Data Control

kyle Hailey
Sep 9, 2013
8 min read

Video of webinar given on Data Control by myself and James Murtagh of Red Gate

Businesses today face a difficult conundrum: industry giants such as Google, Facebook, and others have taught people to expect service that’s reliable and fast, yet budgets are getting tighter by the fiscal year. Instead of being able to provide quality, on-time applications that are bug free and high performance, struggling IT departments are forced to cut back on systems and resources for developers.

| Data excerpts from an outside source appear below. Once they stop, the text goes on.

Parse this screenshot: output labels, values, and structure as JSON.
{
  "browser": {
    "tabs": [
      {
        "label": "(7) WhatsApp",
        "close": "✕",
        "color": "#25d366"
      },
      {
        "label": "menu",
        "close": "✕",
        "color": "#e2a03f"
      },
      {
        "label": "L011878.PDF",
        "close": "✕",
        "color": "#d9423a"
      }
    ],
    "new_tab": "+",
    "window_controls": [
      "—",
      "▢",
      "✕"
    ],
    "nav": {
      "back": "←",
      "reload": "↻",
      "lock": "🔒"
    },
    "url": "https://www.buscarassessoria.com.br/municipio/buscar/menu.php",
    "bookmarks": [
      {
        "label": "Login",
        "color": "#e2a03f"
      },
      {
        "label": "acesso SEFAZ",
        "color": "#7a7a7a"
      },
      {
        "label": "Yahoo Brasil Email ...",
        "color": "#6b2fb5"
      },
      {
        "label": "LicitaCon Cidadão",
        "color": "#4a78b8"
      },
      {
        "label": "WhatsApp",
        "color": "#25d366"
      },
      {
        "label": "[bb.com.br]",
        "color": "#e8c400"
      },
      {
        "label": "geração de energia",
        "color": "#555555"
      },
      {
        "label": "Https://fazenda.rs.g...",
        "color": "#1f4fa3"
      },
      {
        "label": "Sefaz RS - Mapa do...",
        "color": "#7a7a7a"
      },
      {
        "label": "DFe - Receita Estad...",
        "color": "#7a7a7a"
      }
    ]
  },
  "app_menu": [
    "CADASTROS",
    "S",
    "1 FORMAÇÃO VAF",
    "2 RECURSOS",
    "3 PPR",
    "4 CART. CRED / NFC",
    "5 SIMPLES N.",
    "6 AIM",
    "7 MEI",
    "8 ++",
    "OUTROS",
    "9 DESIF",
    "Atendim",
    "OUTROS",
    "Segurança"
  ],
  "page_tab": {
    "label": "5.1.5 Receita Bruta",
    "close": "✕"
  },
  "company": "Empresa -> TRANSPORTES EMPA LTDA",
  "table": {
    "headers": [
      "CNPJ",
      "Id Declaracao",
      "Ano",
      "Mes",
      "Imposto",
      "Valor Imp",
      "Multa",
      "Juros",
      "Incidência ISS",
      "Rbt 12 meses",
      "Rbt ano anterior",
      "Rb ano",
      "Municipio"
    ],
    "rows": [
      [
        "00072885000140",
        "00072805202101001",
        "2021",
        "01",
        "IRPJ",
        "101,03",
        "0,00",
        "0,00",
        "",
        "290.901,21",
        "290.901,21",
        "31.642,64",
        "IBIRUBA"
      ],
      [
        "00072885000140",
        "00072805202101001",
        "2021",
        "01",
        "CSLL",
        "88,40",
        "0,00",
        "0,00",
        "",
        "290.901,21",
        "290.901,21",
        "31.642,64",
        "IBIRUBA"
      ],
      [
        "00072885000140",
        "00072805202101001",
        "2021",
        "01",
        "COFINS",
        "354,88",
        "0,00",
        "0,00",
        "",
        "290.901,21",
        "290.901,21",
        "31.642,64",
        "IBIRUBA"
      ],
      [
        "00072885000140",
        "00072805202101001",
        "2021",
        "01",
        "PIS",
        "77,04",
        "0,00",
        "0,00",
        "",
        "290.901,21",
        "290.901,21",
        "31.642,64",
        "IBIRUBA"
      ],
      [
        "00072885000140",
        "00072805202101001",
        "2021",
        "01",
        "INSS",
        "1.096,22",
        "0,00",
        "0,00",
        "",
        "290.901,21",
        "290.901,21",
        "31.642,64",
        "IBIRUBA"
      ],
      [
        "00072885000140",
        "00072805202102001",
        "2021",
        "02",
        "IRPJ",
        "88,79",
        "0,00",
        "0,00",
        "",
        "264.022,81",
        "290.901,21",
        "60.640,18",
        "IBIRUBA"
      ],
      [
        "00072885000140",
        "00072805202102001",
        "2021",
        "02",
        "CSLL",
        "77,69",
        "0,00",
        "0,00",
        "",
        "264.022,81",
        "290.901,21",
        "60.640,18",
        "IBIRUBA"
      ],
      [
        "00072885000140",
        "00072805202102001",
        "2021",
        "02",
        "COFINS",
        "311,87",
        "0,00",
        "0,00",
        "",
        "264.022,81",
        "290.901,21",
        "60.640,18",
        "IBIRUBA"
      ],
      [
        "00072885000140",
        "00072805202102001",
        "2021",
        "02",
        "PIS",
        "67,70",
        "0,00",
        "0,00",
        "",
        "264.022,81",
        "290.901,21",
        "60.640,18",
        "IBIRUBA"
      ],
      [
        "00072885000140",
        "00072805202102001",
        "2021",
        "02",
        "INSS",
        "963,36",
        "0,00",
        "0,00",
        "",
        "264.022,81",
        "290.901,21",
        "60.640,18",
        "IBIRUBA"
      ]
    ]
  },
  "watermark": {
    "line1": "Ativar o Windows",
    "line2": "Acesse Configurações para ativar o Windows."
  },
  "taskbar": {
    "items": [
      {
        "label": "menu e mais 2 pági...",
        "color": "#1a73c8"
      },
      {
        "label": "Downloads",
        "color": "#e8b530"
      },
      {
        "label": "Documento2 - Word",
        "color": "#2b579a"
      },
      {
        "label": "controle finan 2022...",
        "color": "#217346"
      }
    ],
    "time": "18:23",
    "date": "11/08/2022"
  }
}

The most vital resource for applications can also be one of the most cumbersome: the database. Data is the backbone to our most important applications, and as such it is stockpiled and maintained in a robust database engine—yet the contents can become quite large and unruly. This makes data difficult to manage, particularly when mobility is required. A lack of data mobility can cause severe issues in the lifecycle of a product as it impacts good QA and development.

This problem has become so widespread in fact that development teams have turned to new measures in order to complete their work despite bottlenecks in data management. These measures are collectively summed up as the DevOps movement.

From Wikipedia: DevOps (a portmanteau of development and operations) is a software development method that stresses communication, collaboration and integration between software developers and information technology (IT) professionals. DevOps is a response to the interdependence of software development and IT operations. It aims to help an organization rapidly produce software products and services.

One of the most important aspects of DevOps is release management. Standardized development environments are becoming more common and tools like git and SVN are almost universally usable to ensure a quality release and deployment process. This facilitates the goals of fast development, quality assurance, and rapid feature/maintenance release schedules. There’s only one problem with this: the database doesn’t play along. Yet.

Databases have no release-based data control like developers have for code. With code it is easy to have a trunk with branches, merge in changes, and preserve integrity with a check-out and check-in process. In fact, most databases used for development purposes are not only woefully behind production in terms of data freshness, but also are used for development across multiple releases without any possibility of identifying how the data looked or should look at the time of release. The database is just there—a giant glob of data that doesn’t follow the same rules as the code and often gets in the way of an otherwise efficient process.

In the database world, it’s common to hear the idiom “Cheap, fast, or good – pick two.” Some might even say you can only pick one . In all, the outlook is very bleak.

Here is what we at Delphix are seeing in the industry:

Inefficient QA ends up costing companies thousands or millions as bugs make their way into production.
QA delays mean extra work for project managers, QA teams, and IT teams as people scramble to find and fix issues and manage project deadlines.
Developers and QA teams sharing databases causes bottlenecks that result in difficult coding and testing practices and slower time to delivery.
Creating development or QA databases from subsets of production data (usually due to size) results in bugs due to impractical data volumes.
Slow provisioning and infrastructure rollout means delays that impact an application from the very foundation on up and result in massive schedule overruns.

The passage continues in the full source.